There has been no shortage of news stories regarding the surge of people using bath salts. States have been passing laws that make possessing certain components of these drugs illegal, and are continually becoming more aggressive at enforcing these laws.
As discussed previously, one of the difficulties in prosecuting these drug crimes is that bath salts are continually changing. When one ingredient is made illegal, manufacturers switch up to include different materials. The law is consistently trying to catch up to ensure that the latest designer drug that hits the market is covered under the rules for controlled substances.

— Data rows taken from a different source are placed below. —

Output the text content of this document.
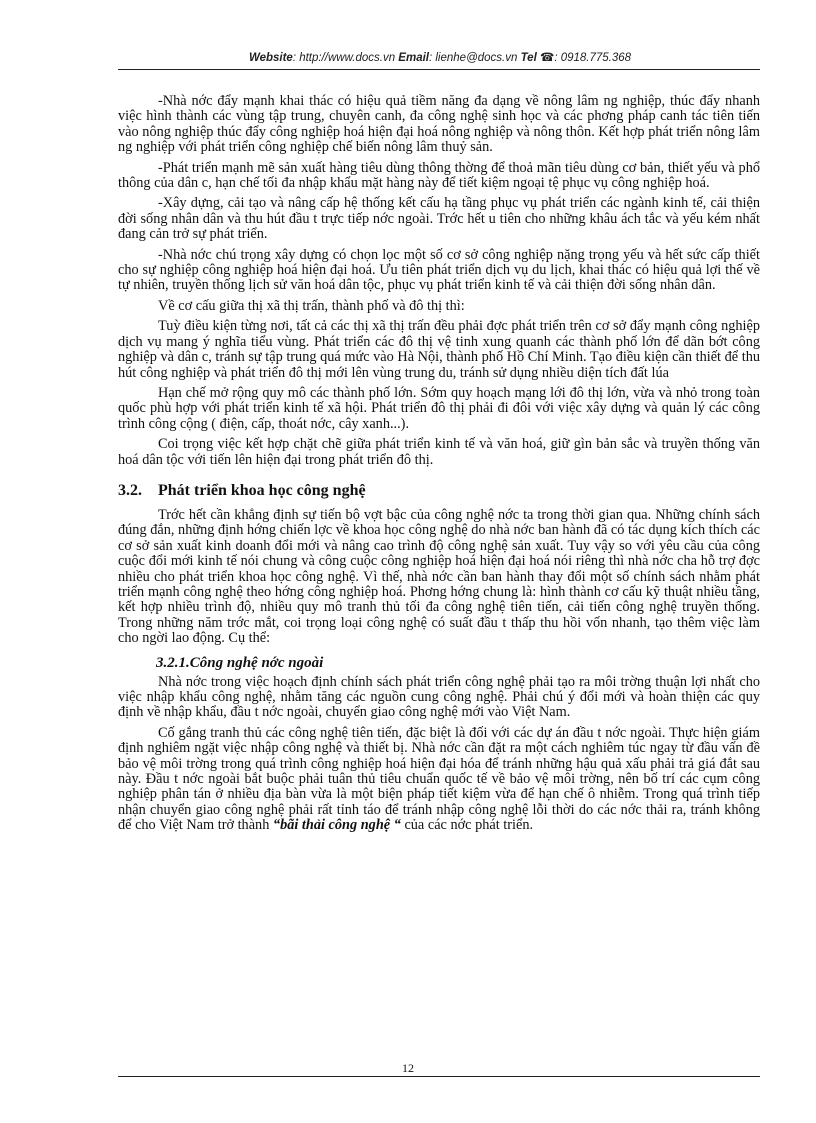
Website: http://www.docs.vn Email: lienhe@docs.vn Tel ☎: 0918.775.368

-Nhà nớc đẩy mạnh khai thác có hiệu quả tiềm năng đa dạng về nông lâm ng nghiệp, thúc đẩy nhanh việc hình thành các vùng tập trung, chuyên canh, đa công nghệ sinh học và các phơng pháp canh tác tiên tiến vào nông nghiệp thúc đẩy công nghiệp hoá hiện đại hoá nông nghiệp và nông thôn. Kết hợp phát triển nông lâm ng nghiệp với phát triển công nghiệp chế biến nông lâm thuỷ sản.

-Phát triển mạnh mẽ sản xuất hàng tiêu dùng thông thờng để thoả mãn tiêu dùng cơ bản, thiết yếu và phổ thông của dân c, hạn chế tối đa nhập khẩu mặt hàng này để tiết kiệm ngoại tệ phục vụ công nghiệp hoá.

-Xây dựng, cải tạo và nâng cấp hệ thống kết cấu hạ tầng phục vụ phát triển các ngành kinh tế, cải thiện đời sống nhân dân và thu hút đầu t trực tiếp nớc ngoài. Trớc hết u tiên cho những khâu ách tắc và yếu kém nhất đang cản trở sự phát triển.

-Nhà nớc chú trọng xây dựng có chọn lọc một số cơ sở công nghiệp nặng trọng yếu và hết sức cấp thiết cho sự nghiệp công nghiệp hoá hiện đại hoá. Ưu tiên phát triển dịch vụ du lịch, khai thác có hiệu quả lợi thế về tự nhiên, truyền thống lịch sử văn hoá dân tộc, phục vụ phát triển kinh tế và cải thiện đời sống nhân dân.

Về cơ cấu giữa thị xã thị trấn, thành phố và đô thị thì:

Tuỳ điều kiện từng nơi, tất cả các thị xã thị trấn đều phải đợc phát triển trên cơ sở đẩy mạnh công nghiệp dịch vụ mang ý nghĩa tiểu vùng. Phát triển các đô thị vệ tinh xung quanh các thành phố lớn để dãn bớt công nghiệp và dân c, tránh sự tập trung quá mức vào Hà Nội, thành phố Hồ Chí Minh. Tạo điều kiện cần thiết để thu hút công nghiệp và phát triển đô thị mới lên vùng trung du, tránh sử dụng nhiều diện tích đất lúa

Hạn chế mở rộng quy mô các thành phố lớn. Sớm quy hoạch mạng lới đô thị lớn, vừa và nhỏ trong toàn quốc phù hợp với phát triển kinh tế xã hội. Phát triển đô thị phải đi đôi với việc xây dựng và quản lý các công trình công cộng ( điện, cấp, thoát nớc, cây xanh...).

Coi trọng việc kết hợp chặt chẽ giữa phát triển kinh tế và văn hoá, giữ gìn bản sắc và truyền thống văn hoá dân tộc với tiến lên hiện đại trong phát triển đô thị.

3.2. Phát triển khoa học công nghệ

Trớc hết cần khẳng định sự tiến bộ vợt bậc của công nghệ nớc ta trong thời gian qua. Những chính sách đúng đắn, những định hớng chiến lợc về khoa học công nghệ do nhà nớc ban hành đã có tác dụng kích thích các cơ sở sản xuất kinh doanh đổi mới và nâng cao trình độ công nghệ sản xuất. Tuy vậy so với yêu cầu của công cuộc đổi mới kinh tế nói chung và công cuộc công nghiệp hoá hiện đại hoá nói riêng thì nhà nớc cha hỗ trợ đợc nhiều cho phát triển khoa học công nghệ. Vì thế, nhà nớc cần ban hành thay đổi một số chính sách nhằm phát triển mạnh công nghệ theo hớng công nghiệp hoá. Phơng hớng chung là: hình thành cơ cấu kỹ thuật nhiều tầng, kết hợp nhiều trình độ, nhiều quy mô tranh thủ tối đa công nghệ tiên tiến, cải tiến công nghệ truyền thống. Trong những năm trớc mắt, coi trọng loại công nghệ có suất đầu t thấp thu hồi vốn nhanh, tạo thêm việc làm cho ngời lao động. Cụ thể:

3.2.1.Công nghệ nớc ngoài

Nhà nớc trong việc hoạch định chính sách phát triển công nghệ phải tạo ra môi trờng thuận lợi nhất cho việc nhập khẩu công nghệ, nhằm tăng các nguồn cung công nghệ. Phải chú ý đổi mới và hoàn thiện các quy định về nhập khẩu, đầu t nớc ngoài, chuyển giao công nghệ mới vào Việt Nam.

Cố gắng tranh thủ các công nghệ tiên tiến, đặc biệt là đối với các dự án đầu t nớc ngoài. Thực hiện giám định nghiêm ngặt việc nhập công nghệ và thiết bị. Nhà nớc cần đặt ra một cách nghiêm túc ngay từ đầu vấn đề bảo vệ môi trờng trong quá trình công nghiệp hoá hiện đại hóa để tránh những hậu quả xấu phải trả giá đắt sau này. Đầu t nớc ngoài bắt buộc phải tuân thủ tiêu chuẩn quốc tế về bảo vệ môi trờng, nên bố trí các cụm công nghiệp phân tán ở nhiều địa bàn vừa là một biện pháp tiết kiệm vừa để hạn chế ô nhiễm. Trong quá trình tiếp nhận chuyển giao công nghệ phải rất tỉnh táo để tránh nhập công nghệ lỗi thời do các nớc thải ra, tránh không để cho Việt Nam trở thành “bãi thải công nghệ “ của các nớc phát triển.

12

Recently, the Drug Enforcement Administration conducted "Operation Log Jam" in 109 cities across the United States, including five locations in Arizona. The target of these raids was chemicals that are similar to those used in bath salts. As a result of the crackdown, 90 people were arrested, along with the seizure of drugs and millions of dollars.
The DEA was enforcing the Controlled Substances Act, which gives expansive power to the agency. The law allows the agency to seize materials that are similar to those covered by the Act, even if they are not exactly the same.
However, there has been some question about the application of the Act to bath salts, especially since the drugs are always changing. New federal laws have been passed that specifically list certain compounds, but it remains to be seen how those laws will be enforced.
Those facing drug charges for bath salts need to know which laws they have been accused of violating. As these cases start entering the court system, it will be important to see how the makeup of bath salts is addressed.